Kenney M Cristina, Chwa Marilyn, Atilano Shari R, Falatoonzadeh Payam, Ramirez Claudio, Malik Deepika, Tarek Mohamed, Cáceres-del-Carpio Javier, Nesburn Anthony B, Boyer David S, Kuppermann Baruch D, Vawter Marquis, Jazwinski S Michal, Miceli Michael, Wallace Douglas C, Udar Nitin
Gavin Herbert Eye Institute, Department of Pathology and Laboratory Medicine,
Gavin Herbert Eye Institute.
Hum Mol Genet. 2014 Jul 1;23(13):3537-51. doi: 10.1093/hmg/ddu065. Epub 2014 Feb 28.
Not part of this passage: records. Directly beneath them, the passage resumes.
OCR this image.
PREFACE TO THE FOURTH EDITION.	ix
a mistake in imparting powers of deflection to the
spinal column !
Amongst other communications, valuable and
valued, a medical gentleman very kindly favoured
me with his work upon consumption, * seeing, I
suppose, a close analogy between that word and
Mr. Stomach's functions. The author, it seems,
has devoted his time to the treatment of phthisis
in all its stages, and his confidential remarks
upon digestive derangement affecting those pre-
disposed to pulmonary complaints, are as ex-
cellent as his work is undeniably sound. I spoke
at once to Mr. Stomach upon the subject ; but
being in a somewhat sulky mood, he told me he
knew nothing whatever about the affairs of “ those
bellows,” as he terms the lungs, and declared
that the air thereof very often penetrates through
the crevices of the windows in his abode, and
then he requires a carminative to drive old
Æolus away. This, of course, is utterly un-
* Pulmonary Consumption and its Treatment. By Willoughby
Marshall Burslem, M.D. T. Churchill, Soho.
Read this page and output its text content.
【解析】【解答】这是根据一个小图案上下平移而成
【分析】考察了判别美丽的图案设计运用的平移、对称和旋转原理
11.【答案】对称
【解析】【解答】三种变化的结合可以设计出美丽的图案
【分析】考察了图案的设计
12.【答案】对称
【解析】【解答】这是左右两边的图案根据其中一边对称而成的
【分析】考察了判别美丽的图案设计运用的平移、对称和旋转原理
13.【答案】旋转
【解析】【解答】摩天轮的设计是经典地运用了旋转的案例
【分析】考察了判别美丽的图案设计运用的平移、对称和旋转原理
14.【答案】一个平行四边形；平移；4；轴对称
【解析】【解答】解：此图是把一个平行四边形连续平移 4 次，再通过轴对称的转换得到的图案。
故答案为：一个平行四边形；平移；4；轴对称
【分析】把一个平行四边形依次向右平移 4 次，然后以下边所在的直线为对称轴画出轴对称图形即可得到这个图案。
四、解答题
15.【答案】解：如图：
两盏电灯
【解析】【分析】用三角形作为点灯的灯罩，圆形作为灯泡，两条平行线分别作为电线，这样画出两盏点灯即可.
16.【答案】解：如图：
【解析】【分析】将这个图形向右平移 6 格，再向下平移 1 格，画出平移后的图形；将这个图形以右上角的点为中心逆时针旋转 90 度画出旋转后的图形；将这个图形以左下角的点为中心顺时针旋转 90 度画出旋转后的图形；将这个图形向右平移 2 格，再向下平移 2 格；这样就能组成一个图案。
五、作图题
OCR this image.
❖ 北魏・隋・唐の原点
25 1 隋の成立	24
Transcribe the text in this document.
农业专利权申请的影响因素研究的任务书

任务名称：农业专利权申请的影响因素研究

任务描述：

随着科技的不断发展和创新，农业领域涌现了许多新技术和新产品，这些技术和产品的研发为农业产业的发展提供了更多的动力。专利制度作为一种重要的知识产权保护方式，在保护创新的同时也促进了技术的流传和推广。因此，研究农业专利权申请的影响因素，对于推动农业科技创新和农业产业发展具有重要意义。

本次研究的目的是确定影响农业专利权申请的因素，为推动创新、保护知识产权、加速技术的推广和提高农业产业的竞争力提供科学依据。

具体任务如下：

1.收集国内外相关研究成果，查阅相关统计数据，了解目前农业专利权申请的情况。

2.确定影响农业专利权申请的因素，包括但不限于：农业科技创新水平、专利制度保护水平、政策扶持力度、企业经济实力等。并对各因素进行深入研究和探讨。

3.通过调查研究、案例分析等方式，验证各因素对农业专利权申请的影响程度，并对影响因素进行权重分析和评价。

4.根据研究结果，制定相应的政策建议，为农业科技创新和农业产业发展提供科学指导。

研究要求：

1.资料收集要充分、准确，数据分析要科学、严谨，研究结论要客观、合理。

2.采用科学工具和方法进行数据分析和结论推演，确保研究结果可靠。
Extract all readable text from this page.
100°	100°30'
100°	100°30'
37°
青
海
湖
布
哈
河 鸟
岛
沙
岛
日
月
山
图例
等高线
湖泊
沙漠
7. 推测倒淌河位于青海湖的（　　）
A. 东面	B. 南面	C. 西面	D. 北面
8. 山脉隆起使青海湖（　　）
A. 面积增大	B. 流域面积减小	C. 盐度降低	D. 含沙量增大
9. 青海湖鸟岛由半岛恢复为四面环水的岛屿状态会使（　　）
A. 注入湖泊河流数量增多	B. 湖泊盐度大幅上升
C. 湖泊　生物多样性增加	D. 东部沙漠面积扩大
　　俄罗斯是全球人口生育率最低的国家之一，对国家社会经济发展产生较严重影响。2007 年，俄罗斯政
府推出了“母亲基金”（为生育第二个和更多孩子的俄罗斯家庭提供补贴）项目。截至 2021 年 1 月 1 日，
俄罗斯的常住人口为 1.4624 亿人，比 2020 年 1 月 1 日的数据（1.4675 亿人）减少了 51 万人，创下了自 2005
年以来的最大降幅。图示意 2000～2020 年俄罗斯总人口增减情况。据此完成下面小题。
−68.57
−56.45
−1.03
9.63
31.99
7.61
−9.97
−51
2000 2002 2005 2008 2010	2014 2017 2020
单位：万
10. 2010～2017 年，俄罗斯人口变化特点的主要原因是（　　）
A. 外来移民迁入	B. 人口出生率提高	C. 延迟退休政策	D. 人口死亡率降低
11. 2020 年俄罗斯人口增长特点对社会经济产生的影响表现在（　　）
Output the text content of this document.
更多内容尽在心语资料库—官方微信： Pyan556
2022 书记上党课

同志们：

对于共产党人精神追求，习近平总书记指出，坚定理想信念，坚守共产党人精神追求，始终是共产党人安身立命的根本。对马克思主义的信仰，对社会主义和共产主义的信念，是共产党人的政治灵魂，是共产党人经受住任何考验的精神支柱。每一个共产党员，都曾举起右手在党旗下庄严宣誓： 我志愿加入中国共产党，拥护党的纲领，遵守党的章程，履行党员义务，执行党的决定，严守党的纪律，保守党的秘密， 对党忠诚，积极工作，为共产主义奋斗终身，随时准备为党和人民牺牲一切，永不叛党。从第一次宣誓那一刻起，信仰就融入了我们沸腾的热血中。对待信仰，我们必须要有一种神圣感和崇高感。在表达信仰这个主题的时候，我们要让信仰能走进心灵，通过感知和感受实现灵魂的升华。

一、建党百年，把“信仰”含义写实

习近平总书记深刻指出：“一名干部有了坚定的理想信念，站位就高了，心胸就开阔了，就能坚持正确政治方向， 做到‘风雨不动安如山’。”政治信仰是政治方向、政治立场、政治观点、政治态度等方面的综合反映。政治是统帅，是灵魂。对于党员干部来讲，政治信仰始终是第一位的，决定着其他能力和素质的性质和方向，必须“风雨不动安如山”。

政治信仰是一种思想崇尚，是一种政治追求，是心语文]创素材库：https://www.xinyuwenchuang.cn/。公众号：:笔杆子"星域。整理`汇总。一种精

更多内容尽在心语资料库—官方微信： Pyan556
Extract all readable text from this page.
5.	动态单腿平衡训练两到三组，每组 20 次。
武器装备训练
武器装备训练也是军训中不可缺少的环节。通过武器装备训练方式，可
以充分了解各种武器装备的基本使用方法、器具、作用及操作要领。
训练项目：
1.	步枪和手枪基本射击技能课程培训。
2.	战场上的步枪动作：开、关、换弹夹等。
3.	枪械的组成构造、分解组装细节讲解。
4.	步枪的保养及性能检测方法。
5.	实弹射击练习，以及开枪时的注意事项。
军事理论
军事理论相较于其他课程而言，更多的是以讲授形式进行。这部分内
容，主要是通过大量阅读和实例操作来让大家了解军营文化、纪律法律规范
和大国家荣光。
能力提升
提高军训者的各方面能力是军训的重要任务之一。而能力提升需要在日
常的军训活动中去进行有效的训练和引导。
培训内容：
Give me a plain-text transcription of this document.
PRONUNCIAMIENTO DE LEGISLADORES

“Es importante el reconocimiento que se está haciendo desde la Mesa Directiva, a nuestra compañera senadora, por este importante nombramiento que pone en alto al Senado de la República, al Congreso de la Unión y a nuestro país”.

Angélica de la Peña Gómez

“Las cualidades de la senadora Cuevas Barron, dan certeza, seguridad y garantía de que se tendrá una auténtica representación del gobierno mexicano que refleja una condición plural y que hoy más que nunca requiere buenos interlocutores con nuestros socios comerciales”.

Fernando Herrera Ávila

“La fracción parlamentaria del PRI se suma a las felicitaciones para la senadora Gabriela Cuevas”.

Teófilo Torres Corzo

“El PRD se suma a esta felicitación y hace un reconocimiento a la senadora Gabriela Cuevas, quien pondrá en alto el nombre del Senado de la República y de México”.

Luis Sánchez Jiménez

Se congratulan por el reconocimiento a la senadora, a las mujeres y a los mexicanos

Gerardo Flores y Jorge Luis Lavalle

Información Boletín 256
Age-related macular degeneration (AMD) is the leading cause of vision loss in developed countries. While linked to genetic polymorphisms in the complement pathway, there are many individuals with high risk alleles that do not develop AMD, suggesting that other 'modifiers' may be involved. Mitochondrial (mt) haplogroups, defined by accumulations of specific mtDNA single nucleotide polymorphisms (SNPs) which represent population origins, may be one such modifier. J haplogroup has been associated with high risk for AMD while the H haplogroup is protective. It has been difficult to assign biological consequences for haplogroups so we created human ARPE-19 cybrids (cytoplasmic hybrids), which have identical nuclei but mitochondria of either J or H haplogroups, to investigate their effects upon bioenergetics and molecular pathways. J cybrids have altered bioenergetic profiles compared with H cybrids. Q-PCR analyses show significantly lower expression levels for seven respiratory complex genes encoded by mtDNA. J and H cybrids have significantly altered expression of eight nuclear genes of the alternative complement, inflammation and apoptosis pathways. Sequencing of the entire mtDNA was carried out for all the cybrids to identify haplogroup and non-haplogroup defining SNPs. mtDNA can mediate cellular bioenergetics and expression levels of nuclear genes related to complement, inflammation and apoptosis. Sequencing data suggest that observed effects are not due to rare mtDNA variants but rather the combination of SNPs representing the J versus H haplogroups. These findings represent a paradigm shift in our concepts of mt-nuclear interactions.
年龄相关性黄斑变性(AMD)是发达国家视力丧失的主要原因。虽然与补体途径中的基因多态性有关,但许多携带高风险等位基因的个体并未患AMD,这表明可能涉及其他“修饰因子”。线粒体(mt)单倍群由代表人群起源的特定线粒体DNA单核苷酸多态性(SNP)积累所定义,可能就是这样一种修饰因子。J单倍群与AMD的高风险相关,而H单倍群具有保护作用。很难确定单倍群的生物学后果,因此我们创建了人视网膜色素上皮细胞系-19胞质杂种(胞质杂种),它们具有相同的细胞核,但线粒体分别为J或H单倍群,以研究它们对生物能量学和分子途径的影响。与H胞质杂种相比,J胞质杂种的生物能量学特征发生了改变。定量PCR分析显示,线粒体DNA编码的七个呼吸复合体基因的表达水平显著降低。J和H胞质杂种的替代补体、炎症和凋亡途径的八个核基因的表达发生了显著改变。对所有胞质杂种进行了整个线粒体DNA的测序,以鉴定单倍群和非单倍群定义的SNP。线粒体DNA可以介导细胞生物能量学以及与补体、炎症和凋亡相关的核基因的表达水平。测序数据表明,观察到的心弦并不是由于罕见的线粒体DNA变异,而是代表J与H单倍群的SNP的组合。这些发现代表了我们对线粒体-细胞核相互作用概念的范式转变。